Ozark High School math teacher
Since 2010, scores of young educators have graduated from the Ozarks Teacher Corps, with a rural school teacher-placement rate of better than 90 percent. This summer we will profile 13 of these teachers who are making a difference for rural Ozarks students and schools. These interviews were conducted and profiles written by English and Writing students at Drury University.
When Albert Bryant found out he would be returning to his hometown of Everton, Mo. as the only high school math teacher, he knew he would see some familiar faces. After attending Drury University for four years, returning to his hometown would bring back many memories. Perhaps the most unique dynamic he encountered in his first year at Everton was teaching his younger brother college algebra. “Nothing really prepares you for that,” says Bryant. “It was interesting, to say the least.”
While this situation may seem particularly unique, it is in fact the reality for many who return to their hometown after attending a four-year college. Bryant and many other teachers are forced to reintegrate themselves into their alma mater. They have to get used to calling their old teachers by their first names, they have to face fellow teachers and administrators who might still see them as a student, and, of course, they might have to teach students with whom they have pre-existing connections.
Small communities where “everybody knows everybody” also can be a huge benefit for Bryant and many others who chose rural living. When it’s time to show up, the entire town comes together. Whether that’s at a sporting event or after a member of the town goes through a tragedy, rural communities know how to support one another. Their pride in their town runs deep, and this powerful connection is what made Bryant want to return home to Everton and to rural living.
Everton pays the state minimum in teacher salary ($25,250 for teachers with a Bachelor’s degree according to the Missouri State Teacher’s Association), not because they want to, but because they must. Sales taxes are low in Everton because there are few businesses, and this leads to minimal school funding. Because of this, districts like Everton are typically not a first choice for new teachers. While programs like the Ozarks Teacher Corps help this issue, the issue of teacher turnover is still a problem.

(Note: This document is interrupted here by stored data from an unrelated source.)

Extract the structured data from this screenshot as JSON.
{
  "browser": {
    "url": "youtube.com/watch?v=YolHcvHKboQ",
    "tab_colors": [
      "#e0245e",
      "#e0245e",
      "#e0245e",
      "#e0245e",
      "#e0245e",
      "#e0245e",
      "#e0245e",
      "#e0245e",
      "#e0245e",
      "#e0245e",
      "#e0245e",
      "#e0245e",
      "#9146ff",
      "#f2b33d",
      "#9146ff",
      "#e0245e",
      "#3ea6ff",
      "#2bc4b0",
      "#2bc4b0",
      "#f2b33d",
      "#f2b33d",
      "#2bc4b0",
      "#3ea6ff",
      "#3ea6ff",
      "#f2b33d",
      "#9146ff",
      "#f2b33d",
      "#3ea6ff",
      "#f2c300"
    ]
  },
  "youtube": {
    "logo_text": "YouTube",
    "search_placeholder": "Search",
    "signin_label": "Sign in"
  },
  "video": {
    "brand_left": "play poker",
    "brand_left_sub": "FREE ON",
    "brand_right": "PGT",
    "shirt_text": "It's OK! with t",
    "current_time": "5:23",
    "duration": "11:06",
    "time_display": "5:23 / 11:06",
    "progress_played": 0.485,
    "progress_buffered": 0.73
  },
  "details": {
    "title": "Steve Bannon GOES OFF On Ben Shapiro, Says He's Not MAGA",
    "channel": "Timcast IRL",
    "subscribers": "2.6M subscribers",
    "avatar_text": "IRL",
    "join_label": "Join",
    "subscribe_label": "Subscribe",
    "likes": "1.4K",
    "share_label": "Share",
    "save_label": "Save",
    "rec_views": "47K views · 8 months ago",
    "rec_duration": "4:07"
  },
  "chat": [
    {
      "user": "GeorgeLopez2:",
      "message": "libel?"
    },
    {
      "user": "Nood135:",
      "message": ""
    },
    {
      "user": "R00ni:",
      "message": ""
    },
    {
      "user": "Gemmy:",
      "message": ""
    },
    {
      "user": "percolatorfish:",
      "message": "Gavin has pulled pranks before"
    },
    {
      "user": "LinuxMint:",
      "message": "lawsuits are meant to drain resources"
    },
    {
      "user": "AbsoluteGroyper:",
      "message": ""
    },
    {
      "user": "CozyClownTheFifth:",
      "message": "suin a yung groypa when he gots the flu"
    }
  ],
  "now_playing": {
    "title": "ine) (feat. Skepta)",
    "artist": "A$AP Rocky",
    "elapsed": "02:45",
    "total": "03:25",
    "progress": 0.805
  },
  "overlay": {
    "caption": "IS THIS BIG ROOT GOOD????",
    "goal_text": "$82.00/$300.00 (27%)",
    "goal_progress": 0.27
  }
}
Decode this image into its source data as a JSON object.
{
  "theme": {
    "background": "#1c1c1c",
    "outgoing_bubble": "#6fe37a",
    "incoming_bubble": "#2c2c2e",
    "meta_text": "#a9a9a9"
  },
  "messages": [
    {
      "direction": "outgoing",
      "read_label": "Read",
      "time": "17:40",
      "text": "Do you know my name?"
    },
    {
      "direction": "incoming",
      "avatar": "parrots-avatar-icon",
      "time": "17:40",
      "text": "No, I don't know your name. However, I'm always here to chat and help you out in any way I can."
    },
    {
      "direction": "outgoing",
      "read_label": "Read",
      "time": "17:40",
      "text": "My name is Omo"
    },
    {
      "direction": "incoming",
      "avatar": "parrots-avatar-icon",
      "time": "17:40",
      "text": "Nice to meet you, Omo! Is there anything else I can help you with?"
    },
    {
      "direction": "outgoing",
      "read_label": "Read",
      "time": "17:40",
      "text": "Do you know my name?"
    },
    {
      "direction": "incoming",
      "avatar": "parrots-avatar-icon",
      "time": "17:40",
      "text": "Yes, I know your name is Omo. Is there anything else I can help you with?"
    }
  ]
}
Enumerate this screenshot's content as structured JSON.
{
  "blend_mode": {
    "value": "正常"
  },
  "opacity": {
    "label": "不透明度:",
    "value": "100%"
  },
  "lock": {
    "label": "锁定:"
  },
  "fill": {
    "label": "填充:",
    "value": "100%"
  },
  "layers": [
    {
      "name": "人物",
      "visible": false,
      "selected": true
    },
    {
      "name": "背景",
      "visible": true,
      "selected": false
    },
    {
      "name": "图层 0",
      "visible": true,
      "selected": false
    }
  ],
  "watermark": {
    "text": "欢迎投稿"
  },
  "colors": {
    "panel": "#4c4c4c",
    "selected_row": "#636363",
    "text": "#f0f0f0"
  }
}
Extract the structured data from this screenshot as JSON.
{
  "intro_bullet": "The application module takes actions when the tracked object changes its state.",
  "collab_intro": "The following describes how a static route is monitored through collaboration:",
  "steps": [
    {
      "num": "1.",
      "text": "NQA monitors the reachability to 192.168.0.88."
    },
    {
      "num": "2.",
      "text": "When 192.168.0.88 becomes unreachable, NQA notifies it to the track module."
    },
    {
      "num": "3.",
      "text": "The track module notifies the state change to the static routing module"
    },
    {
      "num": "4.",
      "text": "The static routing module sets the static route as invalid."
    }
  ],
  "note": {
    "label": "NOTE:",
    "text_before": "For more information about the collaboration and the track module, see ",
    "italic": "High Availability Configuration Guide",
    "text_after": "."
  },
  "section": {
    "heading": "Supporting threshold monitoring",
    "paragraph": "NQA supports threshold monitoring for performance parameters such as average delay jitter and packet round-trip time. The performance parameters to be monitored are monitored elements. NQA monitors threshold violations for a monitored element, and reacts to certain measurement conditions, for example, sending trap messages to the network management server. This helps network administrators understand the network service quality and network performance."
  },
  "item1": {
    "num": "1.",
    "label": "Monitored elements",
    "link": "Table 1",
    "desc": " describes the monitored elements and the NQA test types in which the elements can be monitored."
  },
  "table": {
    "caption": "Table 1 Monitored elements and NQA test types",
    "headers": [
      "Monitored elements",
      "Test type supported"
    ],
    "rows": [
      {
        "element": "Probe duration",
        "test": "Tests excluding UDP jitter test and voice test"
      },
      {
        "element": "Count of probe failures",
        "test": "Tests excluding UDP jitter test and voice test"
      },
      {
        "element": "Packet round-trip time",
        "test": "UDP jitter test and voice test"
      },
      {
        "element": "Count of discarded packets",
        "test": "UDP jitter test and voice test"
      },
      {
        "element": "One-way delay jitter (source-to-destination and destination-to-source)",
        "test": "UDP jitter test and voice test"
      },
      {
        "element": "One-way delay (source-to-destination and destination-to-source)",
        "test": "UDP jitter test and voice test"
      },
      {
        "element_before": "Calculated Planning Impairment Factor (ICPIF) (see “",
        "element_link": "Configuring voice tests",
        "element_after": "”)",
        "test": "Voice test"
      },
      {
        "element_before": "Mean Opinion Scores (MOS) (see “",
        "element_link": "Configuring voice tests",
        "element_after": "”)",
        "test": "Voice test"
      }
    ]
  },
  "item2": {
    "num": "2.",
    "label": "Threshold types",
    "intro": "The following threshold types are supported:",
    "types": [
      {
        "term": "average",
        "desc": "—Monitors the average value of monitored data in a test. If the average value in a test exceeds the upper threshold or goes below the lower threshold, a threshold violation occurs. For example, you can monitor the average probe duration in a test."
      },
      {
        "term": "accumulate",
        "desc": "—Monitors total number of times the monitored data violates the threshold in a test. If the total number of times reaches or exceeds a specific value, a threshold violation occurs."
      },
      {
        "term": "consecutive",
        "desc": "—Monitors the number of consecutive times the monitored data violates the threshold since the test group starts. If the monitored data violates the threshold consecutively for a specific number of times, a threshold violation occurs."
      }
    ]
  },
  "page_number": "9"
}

“The money [from Ozarks Teacher Corps] was a huge benefit, otherwise I would have just been looking for the highest paying job,” Bryant says. However, during his two years at Everton, Bryant still had to work a second job. The time commitment eventually put too much strain on Bryant and his family, so he went elsewhere.
Time for a Change
After two years at Everton, Bryant had to make the decision to move to Ozark High School. While the community is still small, especially compared to its neighbor, Springfield, Bryant was still moving from a school of 150 to a school of 1,500. From the time he entered the school for his first summer meeting, he felt the culture shock. After trying to find his way out of the three-story building for far too long, he was forced to walk all the way around the building to his car.
His decision to move was made for a couple of reasons. “One of the downsides of a rural school is there is often little support in the same content area for teachers,” he explains. At Everton, he was the only high school math teacher and missed mentorship opportunities to help grow his ability to lead a classroom. He had support from other teachers about general teaching matters, but no one to turn to when he had specific questions about teaching his subject. At Ozark, he is on a team of 11 math teachers, with whom he can talk about lesson planning and get guidance on how to teach specific topics. Since moving to Ozark four years ago, Bryant says his skills and knowledge have grown exponentially, and he is excited to pass on his expertise to future teachers looking to make a difference.
Connections to Change
“I am a firm believer in the Ozarks Teacher Corps and what the Community Foundation of the Ozarks is doing,” Bryant says. The networking has been a major benefit for him through his career as a teacher. He encouraged more networking between current members going through their undergraduate and alumni teachers already pursuing their careers. “I now have a wealth of knowledge and information and instructional strategies that I didn’t have when I went into teaching at Everton,” he says.
Bryant has now seen the issues facing education from many viewpoints, and he knows education must go through a massive remodel. “People are changing and students are changing but education is not changing. We need to reshape how we do what we do in the classroom.”
The Ozarks Teacher Corps develops a cadre of talented teaching candidates who will explore rural education issues, serve as teacher interns in small schools, and commit to teaching in their respective home communities for at least three years. The overarching purpose of the Ozarks Teacher Corps is to encourage extremely capable and passionate young people to become educators and return to their rural hometowns as teacher-leaders. This program is made possible by the Chesley and Flora Lea Wallis Trust, a $1.7 million Community Foundation of the Ozarks charitable fund. In 2016, the Rural Schools Collaborative established the Rural Teacher Corps to promote similar programs across the country with the help of a dedicated network of rural education advocates and funders.